Кто виноват? - страница 15
в будущем» на флаге. Утомленные падают на дороге, другие с свежими силами принимаются за веревки, а дороги, как вы сами сказали, остается столько же, как при начале, потому что прогресс бесконечен».
Так Герцен доводит атеистический гуманизм до логического конца и обнаруживает там противоречия неразрешимые, приводящие в отчаяние. «Я уже не жду ничего, ничто, после всего виденного и испытанного мною, не удивит и не обрадует глубоко. <…> Почти все стало мне безразлично, и я равно не желаю ни завтра умереть, ни очень долго жить». Мыслитель, провозгласивший человека мерою всех вещей, теперь понял всю шаткость этой «меры». Герцен дошел до пограничного рубежа атеизма и позитивизма, вплотную подошел к религиозному мироощущению, но шага вперед не сделал.
На это указал ему другой русский европеец, Владимир Печерин, который, после долгих скитаний в поисках земного европейского рая, к 1850 году стал католическим монахом и, познакомившись с идеями «русского социализма» Герцена, написал ему следующее: «Что будет с нами, когда ваше образование одержит победу? Для вас наука – все, альфа и омега. Не та обширная наука, которая обнимает все способности человека, видимое и невидимое, наука – так, как ее понимал мир до сих пор, но наука ограниченная, узкая, наука материальная, которая разбирает и рассекает вещество и ничего не знает, кроме его. Химия, механика, технология, пар, электричество, великая наука пить и есть, поклонение личности… Если эта наука восторжествует, горе нам! <…> Как некогда христиан влекли на амфитеатры, чтобы отдать их на посмеяние толпы, жадной до зрелищ, так повлекут и нас, людей молчания и молитвы, на публичные торжища и там спросят: «Зачем вы бежите от нашего общества? Вы должны участвовать в нашей материальной жизни, в нашей торговле, в нашей удивительной индустрии. Идите витийствовать на площади, идите проповедовать политическую экономию, обслуживать падение и возвышение курса, идите работать на наши фабрики, направлять пар и электричество. Идите председательствовать на наших пирах, рай здесь на земле – будем есть и пить, ведь завтра мы умрем!» Вот что меня приводит в ужас, ибо где же найти убежище от тиранства материи, которая больше и больше овладевает всем?
Простите, если я сколько-нибудь преувеличил темные краски.
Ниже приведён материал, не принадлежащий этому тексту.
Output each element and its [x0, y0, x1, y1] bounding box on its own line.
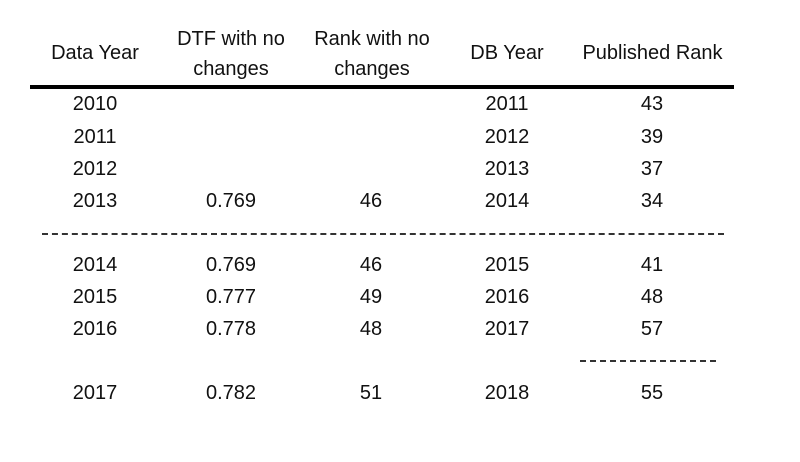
header-dtf: DTF with no changes [177, 28, 285, 80]
table-cell-db-year: 2011 [485, 93, 529, 115]
header-published-rank: Published Rank [582, 42, 723, 64]
table-cell-data-year: 2015 [72, 286, 118, 308]
header-data-year: Data Year [51, 42, 139, 64]
table-cell-dtf: 0.782 [205, 382, 257, 404]
table-cell-rank: 46 [359, 254, 383, 276]
table-cell-published-rank: 43 [640, 93, 664, 115]
table-cell-db-year: 2014 [484, 190, 530, 212]
table-cell-data-year: 2016 [72, 318, 118, 340]
table-cell-data-year: 2014 [72, 254, 118, 276]
table-cell-rank: 49 [359, 286, 383, 308]
table-cell-published-rank: 41 [640, 254, 664, 276]
table-cell-rank: 51 [359, 382, 383, 404]
table-cell-db-year: 2017 [484, 318, 530, 340]
published-rank-separator [580, 360, 716, 362]
table-cell-published-rank: 48 [640, 286, 664, 308]
table-cell-rank: 48 [359, 318, 383, 340]
row-group-separator [42, 233, 724, 235]
header-db-year: DB Year [470, 42, 544, 64]
table-cell-dtf: 0.777 [205, 286, 257, 308]
table-cell-db-year: 2015 [484, 254, 530, 276]
table-cell-published-rank: 57 [640, 318, 664, 340]
table-cell-data-year: 2013 [72, 190, 118, 212]
table-cell-published-rank: 34 [640, 190, 664, 212]
table-cell-published-rank: 39 [640, 126, 664, 148]
table-cell-dtf: 0.778 [205, 318, 257, 340]
table-cell-data-year: 2012 [72, 158, 118, 180]
header-rank: Rank with no changes [314, 28, 430, 80]
table-cell-db-year: 2016 [484, 286, 530, 308]
table-cell-published-rank: 55 [640, 382, 664, 404]
table-cell-db-year: 2013 [484, 158, 530, 180]
table-cell-data-year: 2011 [73, 126, 117, 148]
table-cell-data-year: 2017 [72, 382, 118, 404]
table-cell-dtf: 0.769 [205, 190, 257, 212]
table-cell-db-year: 2012 [484, 126, 530, 148]
header-rule [30, 85, 734, 89]
table-cell-rank: 46 [359, 190, 383, 212]
table-cell-published-rank: 37 [640, 158, 664, 180]
table-cell-dtf: 0.769 [205, 254, 257, 276]
table-cell-data-year: 2010 [72, 93, 118, 115]
table-cell-db-year: 2018 [484, 382, 530, 404]
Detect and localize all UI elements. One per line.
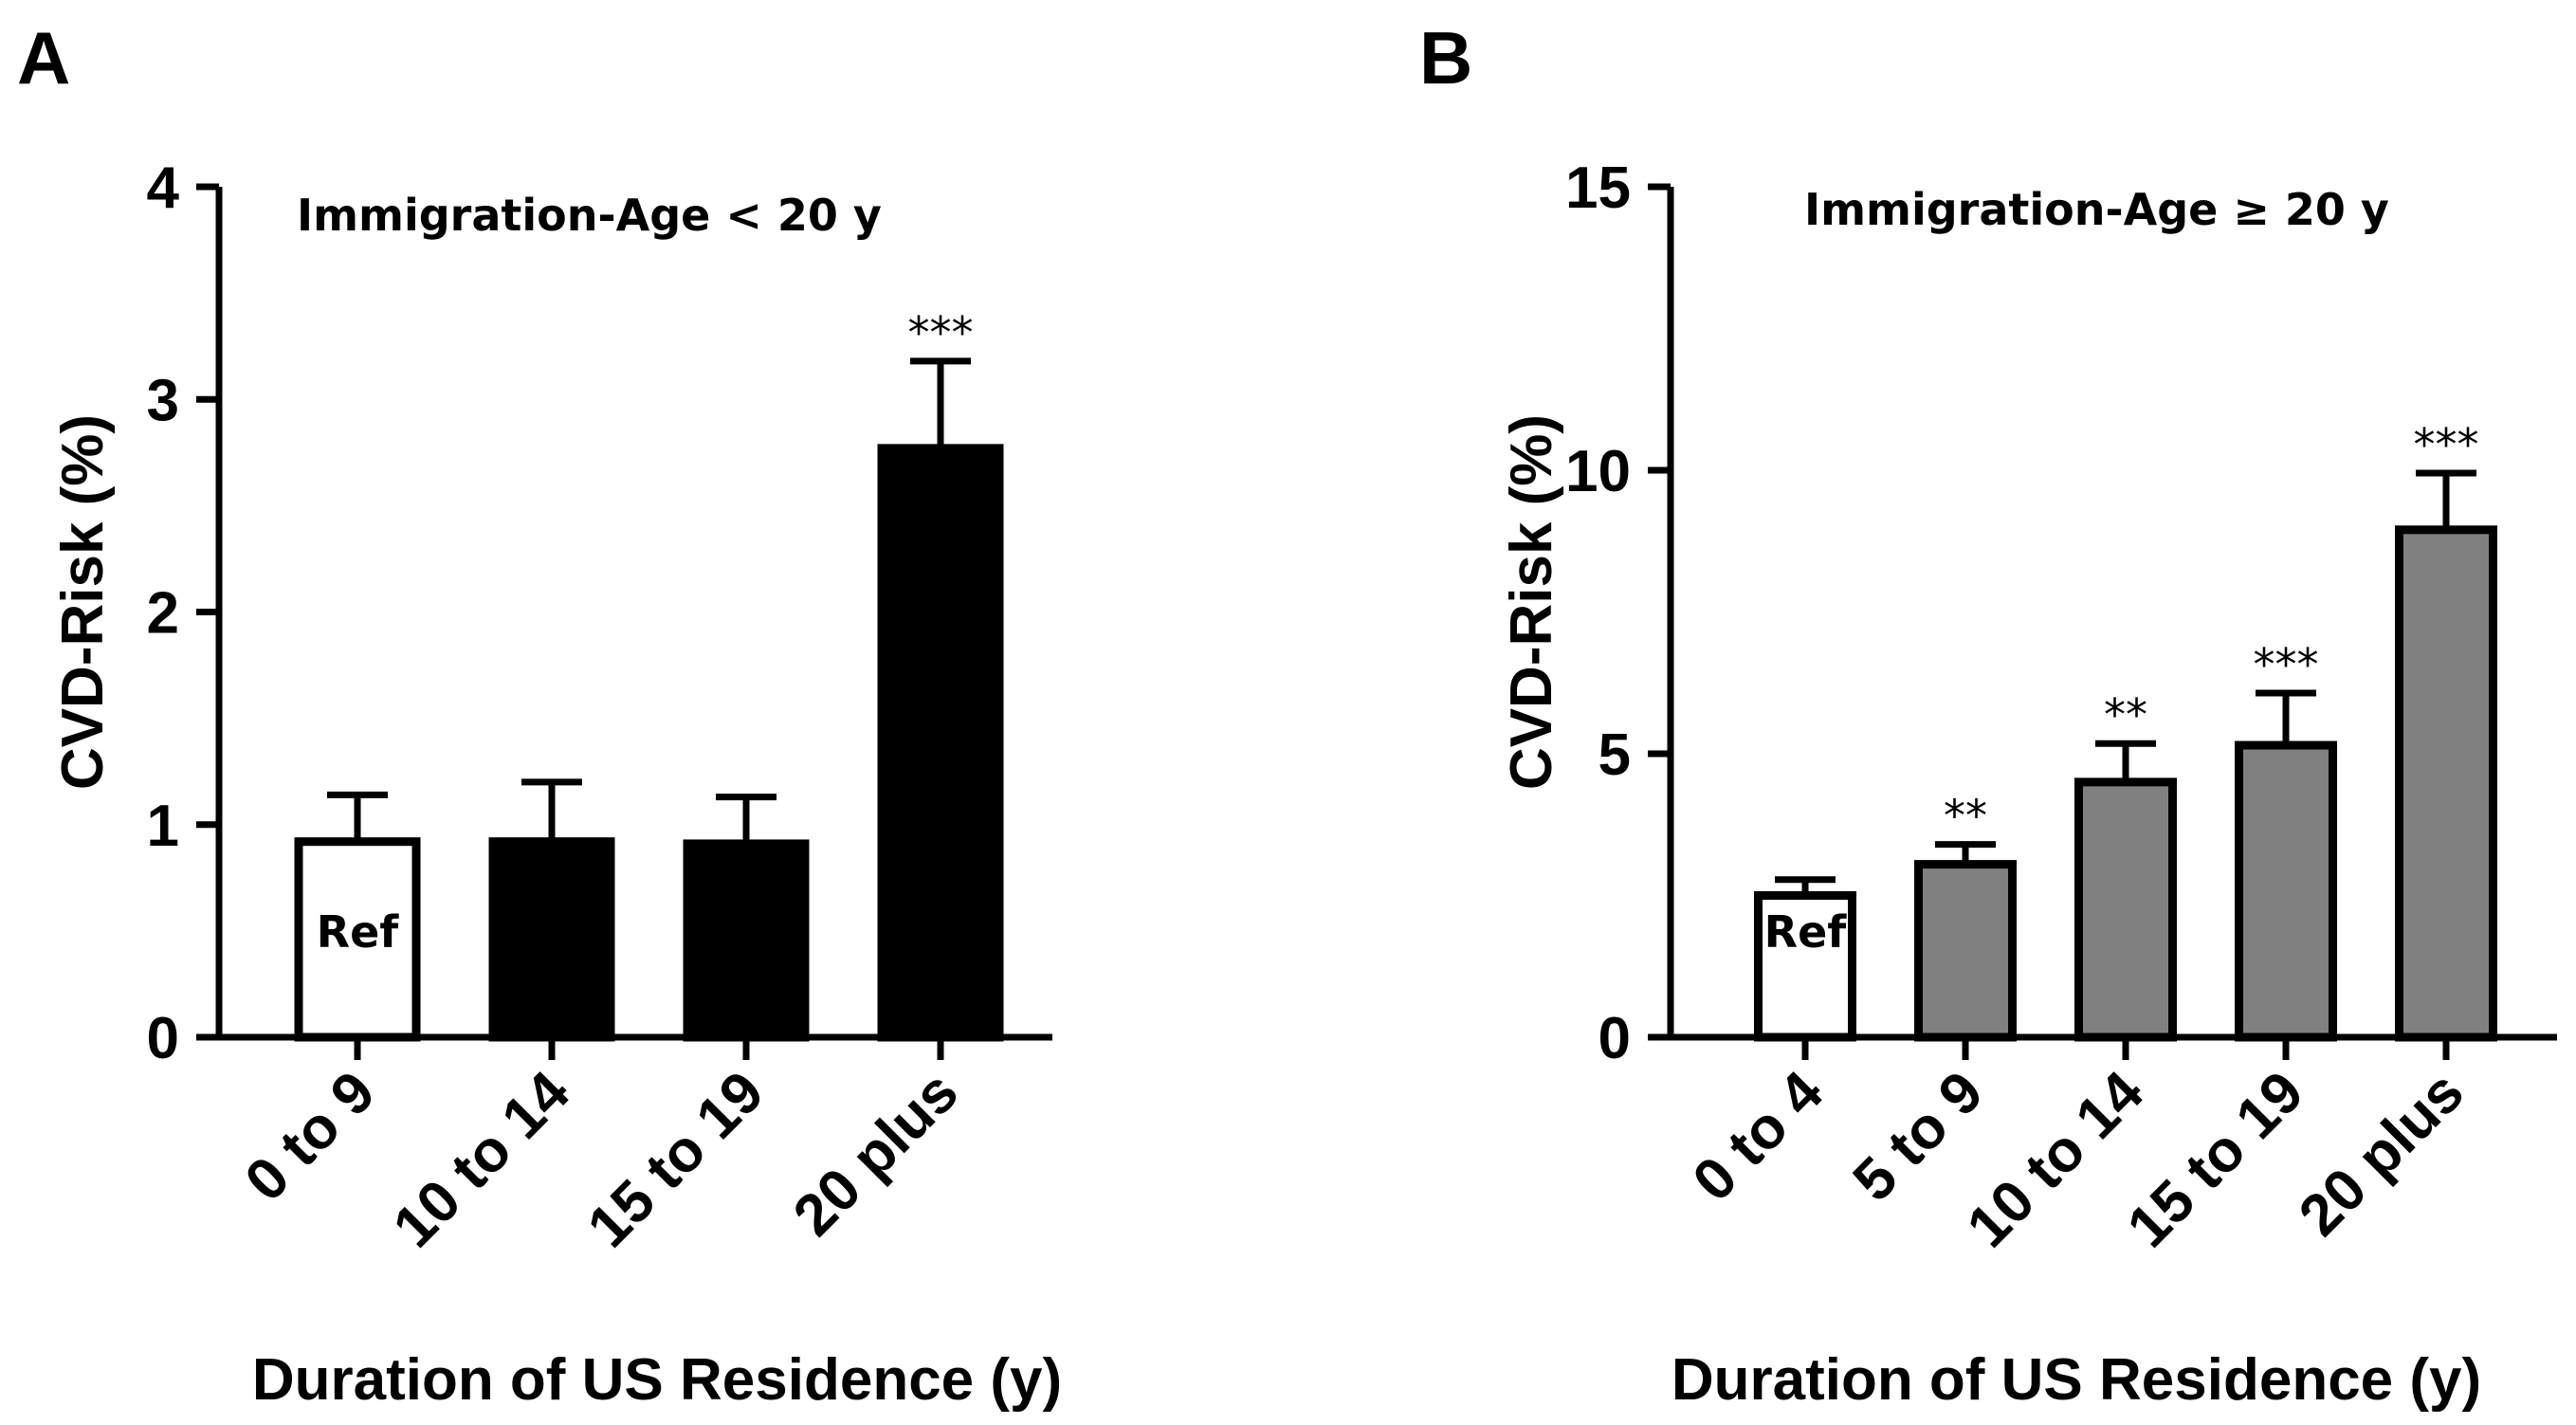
panel-a-y-tick-label: 2 <box>147 581 179 647</box>
panel-b-ref-label: Ref <box>1764 906 1848 958</box>
panel-b-x-tick-label: 5 to 9 <box>1841 1059 1996 1214</box>
panel-a-y-tick-label: 3 <box>147 368 179 433</box>
panel-b-subtitle: Immigration-Age ≥ 20 y <box>1804 184 2389 235</box>
panel-b-y-tick-label: 0 <box>1599 1006 1631 1071</box>
panel-b-x-tick-label: 15 to 19 <box>2115 1059 2316 1260</box>
panel-b-significance-label: *** <box>2414 419 2479 470</box>
panel-a-bar <box>683 839 810 1042</box>
panel-b-bar <box>2235 740 2337 1042</box>
panel-b-marks: 0 5 10 15 0 to 4 Ref 5 to 9 ** 10 to 14 ** 15 to 1… <box>1565 155 2557 1260</box>
panel-a-bar <box>294 837 421 1042</box>
panel-a-subtitle: Immigration-Age < 20 y <box>297 190 882 241</box>
panel-a-x-axis-title: Duration of US Residence (y) <box>252 1347 1062 1413</box>
panel-b-bar <box>1754 891 1856 1042</box>
panel-b-bar <box>2074 777 2177 1042</box>
panel-a-y-axis-title: CVD-Risk (%) <box>50 414 116 790</box>
panel-b-x-axis-title: Duration of US Residence (y) <box>1672 1347 2481 1413</box>
panel-b-x-tick-label: 0 to 4 <box>1681 1059 1836 1215</box>
panel-b-label: B <box>1419 16 1472 100</box>
panel-a-label: A <box>17 16 70 100</box>
panel-a-y-tick-label: 0 <box>147 1006 179 1071</box>
panel-b-y-axis-title: CVD-Risk (%) <box>1499 414 1564 790</box>
panel-b-significance-label: *** <box>2254 639 2319 690</box>
panel-a-x-tick-label: 10 to 14 <box>381 1059 582 1260</box>
panel-a-x-tick-label: 15 to 19 <box>575 1059 776 1260</box>
panel-b-y-tick-label: 15 <box>1565 155 1631 221</box>
panel-b-x-tick-label: 10 to 14 <box>1955 1059 2156 1260</box>
panel-a-ref-label: Ref <box>317 906 400 958</box>
panel-a-x-tick-label: 20 plus <box>781 1059 971 1249</box>
panel-a-bar <box>488 837 615 1042</box>
panel-b-y-tick-label: 5 <box>1599 722 1631 788</box>
panel-b-bar <box>2395 525 2497 1042</box>
panel-a-chart: A Immigration-Age < 20 y CVD-Risk (%) Du… <box>17 16 1062 1413</box>
panel-a-y-tick-label: 4 <box>147 155 180 221</box>
panel-a-bar <box>877 444 1004 1042</box>
panel-a-x-tick-label: 0 to 9 <box>233 1059 388 1214</box>
panel-b-bar <box>1914 860 2017 1042</box>
panel-a-significance-label: *** <box>908 307 974 358</box>
panel-b-y-tick-label: 10 <box>1565 439 1631 504</box>
panel-a-y-tick-label: 1 <box>147 794 179 859</box>
panel-b-significance-label: ** <box>1944 791 1987 842</box>
panel-b-chart: B Immigration-Age ≥ 20 y CVD-Risk (%) Du… <box>1419 16 2557 1413</box>
panel-b-x-tick-label: 20 plus <box>2287 1059 2476 1249</box>
panel-b-significance-label: ** <box>2104 689 2147 740</box>
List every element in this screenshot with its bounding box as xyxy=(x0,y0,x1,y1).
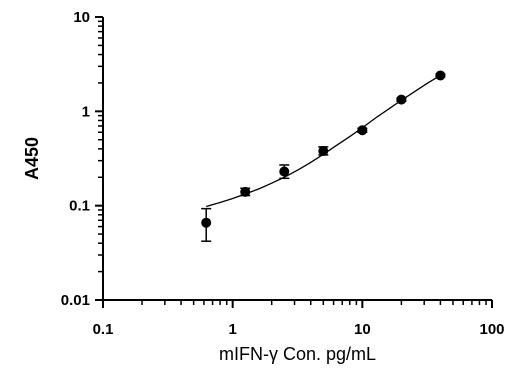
data-point xyxy=(435,70,446,81)
x-tick-label: 0.1 xyxy=(93,321,114,338)
fit-curve-line xyxy=(206,74,441,208)
x-tick-label: 10 xyxy=(354,321,371,338)
x-axis-title: mIFN-γ Con. pg/mL xyxy=(219,344,376,364)
x-tick-label: 1 xyxy=(228,321,236,338)
data-point xyxy=(396,94,407,105)
data-point xyxy=(201,217,212,228)
y-tick-label: 10 xyxy=(73,9,90,26)
data-point xyxy=(318,145,329,156)
y-axis-title: A450 xyxy=(22,137,42,180)
y-tick-label: 1 xyxy=(82,103,90,120)
y-tick-label: 0.01 xyxy=(61,292,90,309)
data-point xyxy=(279,166,290,177)
y-tick-label: 0.1 xyxy=(69,198,90,215)
error-bars xyxy=(201,73,446,242)
data-point xyxy=(240,186,251,197)
data-points xyxy=(201,70,446,228)
fit-curve-group xyxy=(206,74,441,208)
data-point xyxy=(357,125,368,136)
x-tick-label: 100 xyxy=(479,321,504,338)
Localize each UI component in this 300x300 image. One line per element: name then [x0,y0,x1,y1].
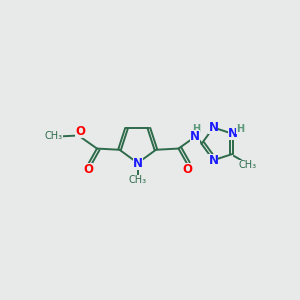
Text: O: O [75,125,85,138]
Text: H: H [236,124,244,134]
Text: CH₃: CH₃ [129,175,147,185]
Text: N: N [190,130,200,143]
Text: H: H [192,124,200,134]
Text: O: O [182,163,192,176]
Text: N: N [208,154,218,167]
Text: N: N [208,121,218,134]
Text: N: N [228,127,238,140]
Text: O: O [83,163,93,176]
Text: CH₃: CH₃ [238,160,256,170]
Text: CH₃: CH₃ [45,130,63,140]
Text: N: N [133,157,143,169]
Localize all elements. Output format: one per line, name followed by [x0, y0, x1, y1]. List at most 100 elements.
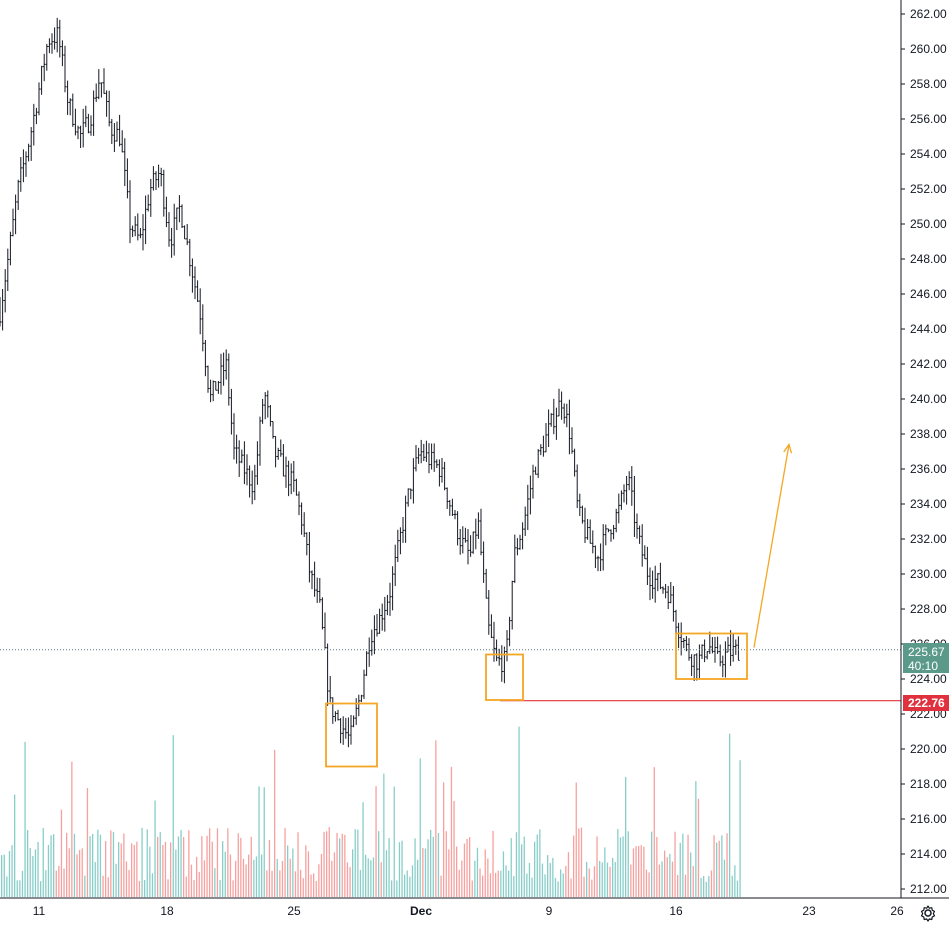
projection-arrow[interactable] — [753, 444, 790, 648]
volume-bar — [138, 880, 141, 897]
volume-bar — [443, 782, 445, 897]
candle — [308, 532, 311, 583]
volume-bar — [131, 843, 133, 897]
volume-bar — [482, 875, 484, 897]
candle — [526, 484, 529, 531]
volume-bar — [144, 880, 146, 897]
candle — [66, 80, 69, 115]
volume-bar — [261, 854, 263, 897]
candle — [235, 434, 238, 464]
volume-bar — [445, 831, 447, 897]
volume-bar — [336, 832, 338, 897]
volume-bar — [214, 868, 216, 897]
volume-bar — [664, 850, 666, 897]
price-tick-label: 244.00 — [910, 322, 947, 336]
price-tick-label: 236.00 — [910, 462, 947, 476]
volume-bar — [250, 836, 252, 897]
candle — [334, 711, 337, 722]
volume-bar — [541, 863, 544, 897]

Мне кажется, что я только довел до законных последствий основания, положенные вами.
Стоило ли покидать Россию из-за умственного каприза? Россия именно начала с науки, так, как вы ее понимаете, она продолжает наукой. Она в руках своих держит гигантский рычаг материальной мощи, она призывает все таланты на службу себе и на пир своего материального благосостояния, она сделается самая образованная страна в мире, провидение ей дало в удел материальный мир, она сделает рай из него для своих избранных, она понимает цивилизацию именно так, как вы ее понимаете. Материальная наука составляла всегда ее силу. Но мы, верующие в бессмертную душу и в будущий мир, какое нам дело в этой цивилизации настоящей минуты?»
Герцен ответил на это письмо упреком иного рода: «И чего же бояться? Неужели шума колес, подвозящих хлеб насущный толпе холодной и полуодетой? Не запрещают же у нас, для того, чтоб не беспокоить лирическую негу, молотить хлеб… Я полагаю, что несправедливо бояться улучшения жизни масс, потому что производство этого улучшения может обеспокоить слух лиц, не хотящих слышать ничего внешнего. Тут даже самоотвержения никто не просит, ни милости, ни жертвы. Если на торгу шумно, не торг перенести следует, а отойти от него».
Герцена спасла от отчаяния вера в свой народ, в крестьянскую общину, в социалистические инстинкты русского мужика, вера в русскую культуру, совершенно свободную, как ему казалось, от духа мещанства, заразившего европейское человечество. «Мне кажется, – писал Герцен в статье «Россия», – что в русской жизни есть нечто более высокое, чем община, и более сильное, чем власть: это «нечто» трудно выразить словами и еще труднее указать на него пальцем. Я говорю о той внутренней, не вполне сознающей себя силе, которая так чудодейственно поддерживала русский народ под игом монгольских орд и немецкой бюрократии, под восточным кнутом татарина и под западной розгой капрала; я говорю о той внутренней силе, при помощи которой русский крестьянин сохранил, несмотря на унизительную дисциплину рабства, открытое и красивое лицо и живой ум и который, на императорский приказ образоваться, ответил через сто лет громадным явлением Пушкина; я говорю, наконец, о той силе, о той вере в себя, которая волнует нашу грудь. Эта сила, независимо от всех внешних событий и вопреки им, сохранила русский народ и поддержала его несокрушимую веру в себя. Для какой цели?.. Это-то нам и покажет время».